A pochi giorni dallo sciopero nazionale della sanità privata e delle RSA del 17 aprile, l’Ordine TSRM e PSTRP di Roma e provincia richiama l’attenzione sul ruolo dei professionisti del settore privato: circa il 30% degli iscritti opera in queste strutture. Il presidente Andrea Lenza sottolinea la necessità di superare le disuguaglianze contrattuali e di garantire condizioni eque, nel rispetto della qualità dell’assistenza.

Roma, 9 aprile 2026 – In vista dello sciopero nazionale della sanità privata e delle RSA proclamato per il prossimo 17 aprile, anche l’Ordine TSRM e PSTRP di Roma e provincia interviene nel dibattito, ponendo l’accento sul valore e sul contributo dei professionisti sanitari che operano nel comparto privato accreditato. “Si tratta di una mobilitazione che nasce da criticità note da tempo e che meritano attenzione - dichiara Andrea Lenza, presidente dell’Ordine -. Il tema del rinnovo contrattuale e delle condizioni di lavoro riguarda da vicino una parte significativa dei nostri iscritti”.
Il peso del privato tra i professionisti sanitari
Secondo i dati dell’Ordine, infatti, circa il 30% dei professionisti iscritti a Roma e provincia lavora nel settore privato o nelle RSA, una quota rilevante che rende il tema delle tutele e delle condizioni contrattuali centrale non solo per i lavoratori, ma anche per la qualità complessiva del sistema sanitario. “Non parliamo di una componente marginale – sottolinea Lenza – ma di professionisti che ogni giorno garantiscono servizi essenziali, spesso in integrazione con il sistema pubblico.

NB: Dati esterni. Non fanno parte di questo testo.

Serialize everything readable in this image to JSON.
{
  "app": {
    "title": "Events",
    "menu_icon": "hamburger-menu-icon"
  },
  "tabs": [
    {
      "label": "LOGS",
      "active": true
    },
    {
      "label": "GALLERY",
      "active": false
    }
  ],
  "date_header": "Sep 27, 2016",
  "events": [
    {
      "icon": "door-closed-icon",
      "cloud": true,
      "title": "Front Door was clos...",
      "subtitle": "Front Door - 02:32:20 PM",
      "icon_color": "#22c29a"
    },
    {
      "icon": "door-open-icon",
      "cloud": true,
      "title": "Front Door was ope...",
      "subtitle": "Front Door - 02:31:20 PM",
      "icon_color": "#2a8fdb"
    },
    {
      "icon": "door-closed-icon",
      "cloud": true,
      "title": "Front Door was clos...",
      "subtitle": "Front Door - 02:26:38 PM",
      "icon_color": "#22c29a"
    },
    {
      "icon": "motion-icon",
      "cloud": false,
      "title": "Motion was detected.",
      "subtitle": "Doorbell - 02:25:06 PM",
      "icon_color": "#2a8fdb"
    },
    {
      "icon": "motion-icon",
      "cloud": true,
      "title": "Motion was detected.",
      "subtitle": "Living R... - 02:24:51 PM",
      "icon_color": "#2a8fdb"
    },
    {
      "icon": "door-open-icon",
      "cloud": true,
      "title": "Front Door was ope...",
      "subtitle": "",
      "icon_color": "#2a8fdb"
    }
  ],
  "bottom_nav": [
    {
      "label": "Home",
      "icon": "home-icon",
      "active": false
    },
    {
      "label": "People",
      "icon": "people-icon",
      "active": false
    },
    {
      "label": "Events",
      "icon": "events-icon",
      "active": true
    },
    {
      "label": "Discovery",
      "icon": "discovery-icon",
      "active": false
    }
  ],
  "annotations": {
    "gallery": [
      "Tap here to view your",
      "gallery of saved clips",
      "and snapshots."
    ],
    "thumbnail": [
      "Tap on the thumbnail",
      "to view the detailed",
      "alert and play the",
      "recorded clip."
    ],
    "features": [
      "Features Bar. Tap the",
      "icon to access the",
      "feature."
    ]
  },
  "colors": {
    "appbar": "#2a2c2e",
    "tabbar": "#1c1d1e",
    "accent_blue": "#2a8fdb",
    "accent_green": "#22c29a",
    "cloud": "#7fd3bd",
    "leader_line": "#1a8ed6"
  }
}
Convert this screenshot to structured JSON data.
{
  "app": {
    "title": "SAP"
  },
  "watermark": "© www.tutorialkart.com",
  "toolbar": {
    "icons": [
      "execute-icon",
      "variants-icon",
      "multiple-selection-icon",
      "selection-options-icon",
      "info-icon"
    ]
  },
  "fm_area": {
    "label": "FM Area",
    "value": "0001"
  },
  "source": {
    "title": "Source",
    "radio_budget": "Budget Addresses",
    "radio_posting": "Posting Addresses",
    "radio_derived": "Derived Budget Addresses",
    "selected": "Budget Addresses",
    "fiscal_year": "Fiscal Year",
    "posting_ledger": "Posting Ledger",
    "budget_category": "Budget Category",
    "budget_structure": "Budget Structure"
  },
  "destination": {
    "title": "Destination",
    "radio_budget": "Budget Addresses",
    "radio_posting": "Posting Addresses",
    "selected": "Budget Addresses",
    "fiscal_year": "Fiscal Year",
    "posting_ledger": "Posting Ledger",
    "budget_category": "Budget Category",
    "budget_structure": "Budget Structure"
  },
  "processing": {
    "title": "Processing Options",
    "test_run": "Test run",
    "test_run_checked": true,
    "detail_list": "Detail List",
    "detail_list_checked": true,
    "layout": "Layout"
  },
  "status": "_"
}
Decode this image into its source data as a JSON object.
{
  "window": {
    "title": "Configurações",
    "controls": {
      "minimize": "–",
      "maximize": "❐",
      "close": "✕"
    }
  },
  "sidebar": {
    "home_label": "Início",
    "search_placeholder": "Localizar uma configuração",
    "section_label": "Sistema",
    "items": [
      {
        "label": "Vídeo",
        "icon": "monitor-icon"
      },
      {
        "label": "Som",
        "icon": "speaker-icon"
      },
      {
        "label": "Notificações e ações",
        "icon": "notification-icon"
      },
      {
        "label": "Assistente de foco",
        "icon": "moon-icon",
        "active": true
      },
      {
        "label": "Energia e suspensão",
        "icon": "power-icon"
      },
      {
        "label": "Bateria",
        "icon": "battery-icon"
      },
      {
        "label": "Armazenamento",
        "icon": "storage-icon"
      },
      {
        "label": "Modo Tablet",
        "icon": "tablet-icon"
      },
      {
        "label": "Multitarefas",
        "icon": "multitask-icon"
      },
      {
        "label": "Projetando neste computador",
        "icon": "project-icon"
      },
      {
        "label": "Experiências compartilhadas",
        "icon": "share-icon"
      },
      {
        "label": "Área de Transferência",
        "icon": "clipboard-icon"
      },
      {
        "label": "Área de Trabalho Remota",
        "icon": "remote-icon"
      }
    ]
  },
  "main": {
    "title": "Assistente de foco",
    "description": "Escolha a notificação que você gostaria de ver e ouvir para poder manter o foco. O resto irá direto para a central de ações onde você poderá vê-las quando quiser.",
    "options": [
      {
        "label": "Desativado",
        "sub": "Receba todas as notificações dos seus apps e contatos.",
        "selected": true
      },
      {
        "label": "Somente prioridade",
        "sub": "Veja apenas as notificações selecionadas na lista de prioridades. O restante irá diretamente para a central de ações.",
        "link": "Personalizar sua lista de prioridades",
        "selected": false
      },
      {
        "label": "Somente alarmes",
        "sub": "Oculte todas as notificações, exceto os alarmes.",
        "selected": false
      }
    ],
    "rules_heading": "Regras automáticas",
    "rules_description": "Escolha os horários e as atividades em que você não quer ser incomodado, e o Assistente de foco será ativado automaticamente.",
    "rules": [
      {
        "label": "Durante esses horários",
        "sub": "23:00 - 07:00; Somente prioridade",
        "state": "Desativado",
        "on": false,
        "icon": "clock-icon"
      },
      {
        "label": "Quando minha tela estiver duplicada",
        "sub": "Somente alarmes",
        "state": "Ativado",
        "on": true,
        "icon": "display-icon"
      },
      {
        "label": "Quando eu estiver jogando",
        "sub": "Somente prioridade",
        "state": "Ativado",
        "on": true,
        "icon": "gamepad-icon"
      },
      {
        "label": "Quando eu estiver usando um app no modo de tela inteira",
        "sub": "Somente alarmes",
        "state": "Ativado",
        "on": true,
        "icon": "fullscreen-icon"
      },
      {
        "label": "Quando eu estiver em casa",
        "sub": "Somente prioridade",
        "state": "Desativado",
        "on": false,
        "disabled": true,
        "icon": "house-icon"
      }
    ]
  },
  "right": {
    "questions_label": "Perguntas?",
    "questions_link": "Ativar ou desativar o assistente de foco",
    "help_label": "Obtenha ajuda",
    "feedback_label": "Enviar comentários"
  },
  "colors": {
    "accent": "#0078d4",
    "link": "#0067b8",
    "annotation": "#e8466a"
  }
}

È quindi fondamentale che venga riconosciuta loro pari dignità”.
Equità e sostenibilità del sistema
Pur mantenendo una posizione equilibrata rispetto alla mobilitazione sindacale, l’Ordine richiama la necessità di affrontare le criticità in modo strutturale. “È importante che il confronto tra le parti prosegua in modo costruttivo, con l’obiettivo di arrivare a soluzioni che garantiscano equità e sostenibilità - prosegue Lenza - . Il divario nelle condizioni economiche e contrattuali rispetto al pubblico rappresenta un elemento che, nel tempo, rischia di incidere anche sull’attrattività delle professioni sanitarie”.
Qualità dell’assistenza e riconoscimento professionale
Al centro, ribadisce l’Ordine, deve restare la qualità dell’assistenza ai cittadini, strettamente legata al riconoscimento del lavoro dei professionisti. “Garantire pari dignità di trattamento significa anche tutelare la qualità delle cure - conclude Lenza -. Investire sui professionisti, indipendentemente dal contesto in cui operano, è una condizione indispensabile per la tenuta e l’evoluzione del nostro sistema sanitario”.